Шрифт:
Интервал:
Закладка:
Эти двое были: сама фрау Коплих и ее лучший воспитанник – лев Цезарь.
Фрау Коплих несколько недоуменно смотрела сверху вниз на толстячка директора, ни слова не понимая из того, что он ей горячо втолковывал. Ее помощник пытался объяснить по-немецки то, что говорил директор, но она лишь презрительно кривила губы и пожимала костлявыми плечами. «Что? Цезарь убил этого человека? Verflucht! (Проклятие!) Но кто просил его лезть в клетку ко льву? Цезарь никогда не любил этого неопрятного schmutzfink (грязнулю)… Цезарь очень ценный и чистоплотный порядочный зверь, а от этого trinkenbold (пьяницы) всегда так дурно пахло!..»
Который раз лейтенант Мрыхин пытался водворить тишину и порядок – все было напрасно. Говорили все наперебой, большого труда стоило восстановить на протокольном листе картину происшедшего.

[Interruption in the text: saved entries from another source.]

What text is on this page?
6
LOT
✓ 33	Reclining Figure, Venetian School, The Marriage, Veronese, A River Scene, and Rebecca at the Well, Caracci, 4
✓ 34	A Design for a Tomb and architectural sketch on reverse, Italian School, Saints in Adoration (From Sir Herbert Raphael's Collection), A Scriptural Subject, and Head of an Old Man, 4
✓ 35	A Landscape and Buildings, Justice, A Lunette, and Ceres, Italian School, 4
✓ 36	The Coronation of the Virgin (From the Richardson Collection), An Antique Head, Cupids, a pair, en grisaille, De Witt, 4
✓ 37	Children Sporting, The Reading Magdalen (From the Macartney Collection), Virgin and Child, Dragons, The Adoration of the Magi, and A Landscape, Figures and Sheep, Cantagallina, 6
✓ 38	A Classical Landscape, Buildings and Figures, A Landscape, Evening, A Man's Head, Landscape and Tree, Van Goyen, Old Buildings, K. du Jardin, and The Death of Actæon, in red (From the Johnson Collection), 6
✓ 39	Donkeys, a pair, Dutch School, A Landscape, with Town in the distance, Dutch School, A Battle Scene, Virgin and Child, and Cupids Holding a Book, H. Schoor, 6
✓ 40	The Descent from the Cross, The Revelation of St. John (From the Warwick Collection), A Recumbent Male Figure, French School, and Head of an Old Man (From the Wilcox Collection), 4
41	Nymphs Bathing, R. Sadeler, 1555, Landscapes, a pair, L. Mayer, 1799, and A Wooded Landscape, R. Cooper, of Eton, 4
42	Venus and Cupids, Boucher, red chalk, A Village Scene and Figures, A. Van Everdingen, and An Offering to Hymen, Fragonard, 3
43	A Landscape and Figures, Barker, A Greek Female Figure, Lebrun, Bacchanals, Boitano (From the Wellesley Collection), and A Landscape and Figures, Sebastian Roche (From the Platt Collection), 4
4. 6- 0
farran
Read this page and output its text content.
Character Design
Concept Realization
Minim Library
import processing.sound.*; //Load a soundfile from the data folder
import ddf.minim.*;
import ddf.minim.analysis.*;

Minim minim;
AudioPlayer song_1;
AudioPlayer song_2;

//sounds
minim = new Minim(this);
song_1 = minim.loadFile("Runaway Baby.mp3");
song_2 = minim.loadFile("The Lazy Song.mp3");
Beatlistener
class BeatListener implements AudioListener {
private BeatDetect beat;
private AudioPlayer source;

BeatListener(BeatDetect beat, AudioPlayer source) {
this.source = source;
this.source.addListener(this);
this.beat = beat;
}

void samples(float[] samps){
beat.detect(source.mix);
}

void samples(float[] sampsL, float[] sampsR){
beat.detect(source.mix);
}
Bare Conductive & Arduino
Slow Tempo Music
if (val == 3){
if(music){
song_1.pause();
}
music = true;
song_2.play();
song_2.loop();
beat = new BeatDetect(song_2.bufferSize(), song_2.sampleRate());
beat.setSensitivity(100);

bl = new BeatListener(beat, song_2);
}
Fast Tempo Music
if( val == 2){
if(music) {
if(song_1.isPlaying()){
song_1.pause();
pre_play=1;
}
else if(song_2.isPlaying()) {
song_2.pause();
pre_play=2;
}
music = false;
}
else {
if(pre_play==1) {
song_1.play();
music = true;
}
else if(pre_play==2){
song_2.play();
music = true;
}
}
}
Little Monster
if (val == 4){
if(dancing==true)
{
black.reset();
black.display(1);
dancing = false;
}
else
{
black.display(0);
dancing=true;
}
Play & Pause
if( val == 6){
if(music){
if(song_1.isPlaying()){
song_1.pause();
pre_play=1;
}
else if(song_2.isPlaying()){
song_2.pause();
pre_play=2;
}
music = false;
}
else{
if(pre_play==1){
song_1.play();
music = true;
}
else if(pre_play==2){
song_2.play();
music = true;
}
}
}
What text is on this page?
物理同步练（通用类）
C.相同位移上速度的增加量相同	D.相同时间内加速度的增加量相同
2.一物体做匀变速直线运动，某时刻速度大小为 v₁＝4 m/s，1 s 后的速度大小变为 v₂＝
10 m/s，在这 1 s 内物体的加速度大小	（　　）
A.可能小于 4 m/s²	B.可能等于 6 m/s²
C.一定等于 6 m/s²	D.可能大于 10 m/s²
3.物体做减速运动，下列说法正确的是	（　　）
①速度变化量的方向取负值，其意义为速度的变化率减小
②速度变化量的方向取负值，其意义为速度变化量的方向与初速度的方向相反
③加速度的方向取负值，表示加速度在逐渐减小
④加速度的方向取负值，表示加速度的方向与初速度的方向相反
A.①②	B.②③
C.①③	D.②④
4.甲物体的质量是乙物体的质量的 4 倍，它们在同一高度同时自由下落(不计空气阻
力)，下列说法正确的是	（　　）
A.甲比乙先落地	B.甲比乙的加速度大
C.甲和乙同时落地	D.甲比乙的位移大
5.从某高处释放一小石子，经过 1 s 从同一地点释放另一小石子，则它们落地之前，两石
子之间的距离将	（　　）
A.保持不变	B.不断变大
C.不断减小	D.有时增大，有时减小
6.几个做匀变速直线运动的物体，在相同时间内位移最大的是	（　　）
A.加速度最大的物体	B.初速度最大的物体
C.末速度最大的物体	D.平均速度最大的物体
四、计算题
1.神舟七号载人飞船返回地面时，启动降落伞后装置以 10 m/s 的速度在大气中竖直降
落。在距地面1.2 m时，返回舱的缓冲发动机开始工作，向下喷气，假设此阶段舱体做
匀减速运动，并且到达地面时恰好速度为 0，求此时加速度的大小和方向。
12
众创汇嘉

Картина же эта была такова.
Рабочий цирка Арчил Авалиани последнее время часто пьянствовал, небрежно относился к своим обязанностям. Были случаи, когда клетки оставались неубранными, не вовремя накормлены звери. Вчера, например, он отсутствовал почти всю вторую половину дня, не вышел на работу к вечернему представлению. Перед тем как оставить зверей на ночь, помощник фрау Коплих обнаружил некоторую неисправность в замке той клетки, где помещался лев по имени Цезарь. Во избежание несчастного случая (Unglucksfall) фрау Коплих приказала перевести льва в порожнюю соседнюю клетку. Когда стали перегонять туда Цезаря, последний чихал, отфыркивался, не желал переходить в новое помещение. Было очевидно, что оно ему не нравится. В этот момент кто-то из служащих цирка обнаружил в углу пустой клетки, под кучей соломы, маленький чемоданчик и подушку, принадлежавшие, по показанию ночного сторожа, рабочему Арчилу Авалиани. На удивленный вопрос фрау Коплих – как сюда попали эти вещи? – сторож показал, что эта пустая клетка служила вышеупомянутому Авалиани ночлегом. После удаления из клетки его вещей лев по имени Цезарь, хотя некоторое время и оказывал сопротивление, но все же в конце концов вошел в клетку. Чемоданчик же и грязная подушка, принадлежавшие Авалиани, были за отсутствием последнего водворены в помещение для рабочего инвентаря. Во втором часу ночи, по показаниям дежурного пожарника и все того же сторожа, в цирке внезапно погас свет. Оба они, то есть сторож и пожарник, поспешили к распределительному щитку проверить причину аварии, и в это именно время услышали как бы осторожные шаги в той части конюшен, где помещались хищники фрау Коплих, затем лязг дверной задвижки и почти одновременно – грохот и рев льва. При свете электрического фонаря они увидели лежащего на полу клетки и уже мертвого Арчила Авалиани, видимо, убитого львом Цезарем. Но сам лев находился в противоположной стороне клетки и, поскольку от Авалиани сильно пахло алкоголем, терзать убитого не решался, а только фыркал и рычал. Электричество же было кем-то выключено, но кем именно – установить не удалось.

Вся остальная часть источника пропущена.